PID Prior Probabilities
Contents
7.8.10. PID Prior Probabilities#
This tool uses the momentum and cos(\(\theta\)) of particles to train a machine learning model to calculate prior probabilities which are particle identification probabilities before taking into account the detector signals. Combining this with PID’s from detector signals gives posterior probabilities which can help improve particle identification.
Training#
This tool uses a root file containing momentum and cos(theta) (theta is the angle made by momentum vector with the beam axis) and trains a pytorch model by taking a second order combination of these variables along with the transverse momentum (thus giving 9 total features which is done by the data loader). The program then outputs a ‘.pth’ model file along with a scaling file (if the path is provided and if not, this step is skipped). The required input is taken by the use of appropriate flags when using the program and these are listed below.
- Example:
analysis-train-priors -i /path/to/datafile.root -o /path/to/model.pth -p 11 13 211 321 -k tree -v cosTheta p mcPDG -t 20 -lr 1e-6 -r /path/to/alreadyTrainedModel.pth -s /path/to/scalefile.root -e 10
usage: analysis-train-priors [-h] -i INPUT_PATH -p PARTICLE_LIST
[PARTICLE_LIST ...] -o OUTPUT_PATH -k KEY
[-r RETRAIN_MODEL]
[-v VARIABLE_LIST VARIABLE_LIST VARIABLE_LIST]
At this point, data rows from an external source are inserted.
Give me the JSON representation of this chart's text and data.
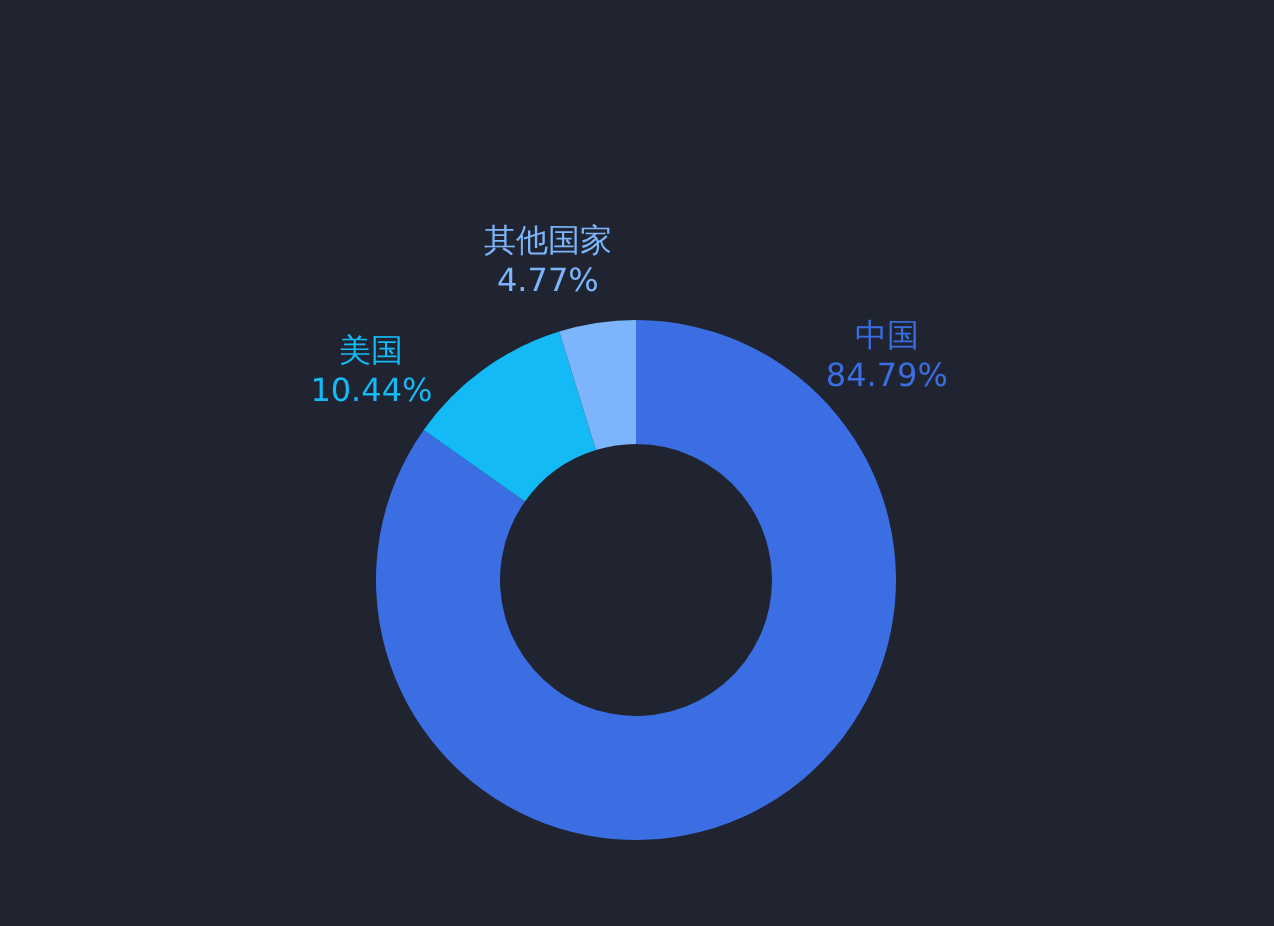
{
  "chart_data": {
    "type": "donut",
    "categories": [
      "中国",
      "美国",
      "其他国家"
    ],
    "values": [
      84.79,
      10.44,
      4.77
    ],
    "value_labels": [
      "84.79%",
      "10.44%",
      "4.77%"
    ],
    "colors": [
      "#3b6de3",
      "#14baf5",
      "#7cb5fb"
    ]
  }
}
[-lr LEARNING_RATE] [-e EPOCHS] [-t TAYLOR_TERMS]
[-s SCALING_FILE]
Optional Arguments#
- -r, --retrain_model
Path to the model for retraining.
- -v, --variable_list
List of variable names in order cos(theta), momentum and pdg (Default: cosTheta p mcPDG).
- -lr, --learning_rate
Learning rate for training (Default: 1e-5).
- -e, --epochs
Number of epochs to be trained for (Default: 64).
- -t, --taylor_terms
Number of terms for Taylor series of cross entropy loss (Default: 0 (takes log loss instead of taylor series)).
- -s, --scaling_file
Path to the root file to write data for scaling.
Required Arguments#
- -i, --input_path
Path to ntuples conataining data for training.
- -p, --particle_list
List of particle mcPDG for which priors are to be calculated.
- -o, --output_path
Output model file name (with path).
- -k, --key
Key of the tree to be used for training in the root file.
Note
The output during the training process will show a smaller value for validation loss but this is just because the loss on training set includes regularization.
In case you notice overfitting or want to stop the training, Ctrl+C will stop the training and create the required output files so in case it takes some time to exit out, it may be because it is writing those files.
Warning
The tool does not consider the particles with PDG values other than the ones given in
particle_list
(even as background) during training so it is advisable to include particles with sufficiently large proportions in theparticle_list
even if their priors are not required.In case your
particle_list
contains only two particles, kindly avoid creation of scaling file becauseTemperatureScaling
which is used for calibration of priors will give out only the output for the higher PDG value and so further functions like posterior calculation (as well as getting priors for a specific PDG value) will not work.
Evaluation#
For evaluation we have a class called Priors within EvalPriors. The user needs to first initialize it using the trained model, the particlelist for which the model was trained and a scaling file (if created). Then using relevant input, we can get priors as well as posteriors.
Import#
from evalPriors import Priors
Initialize#
prior = Priors(particle_list,model,scalefile)
Here, particle_list
is a list of the form [11,13,211,321]
and
model
and scalefile
are paths to the model and scaling data file
respectively which are of the form '/path/model_name.pth'
and
'/path/scalefile.root'
respectively. However, the use of scaling file
for calibration is optional.
Note
To use the scaling file for calibration, you are required to additionally install the netcal module using pip.
Prior Calculation#
prior.calculate_priors(momentum,cosTheta)
Here, momentum
and cosTheta
are numpy arrays.
Getting the Priors#
prior.get_priors(pdg)
This returns a 1D array of calculated priors for the given pdg
value.
However, this is an optional argument and specifying nothing returns a
2D array of priors arranged in ascending order of PDG values.
Getting the Posteriors#
prior.get_posterior(pid,pdg)
Again pdg
is an optional argument but pid
likelihoods must be provided
as 2D array containing likelihoods for the particles in
particle_list
with PDG values taken in ascending order.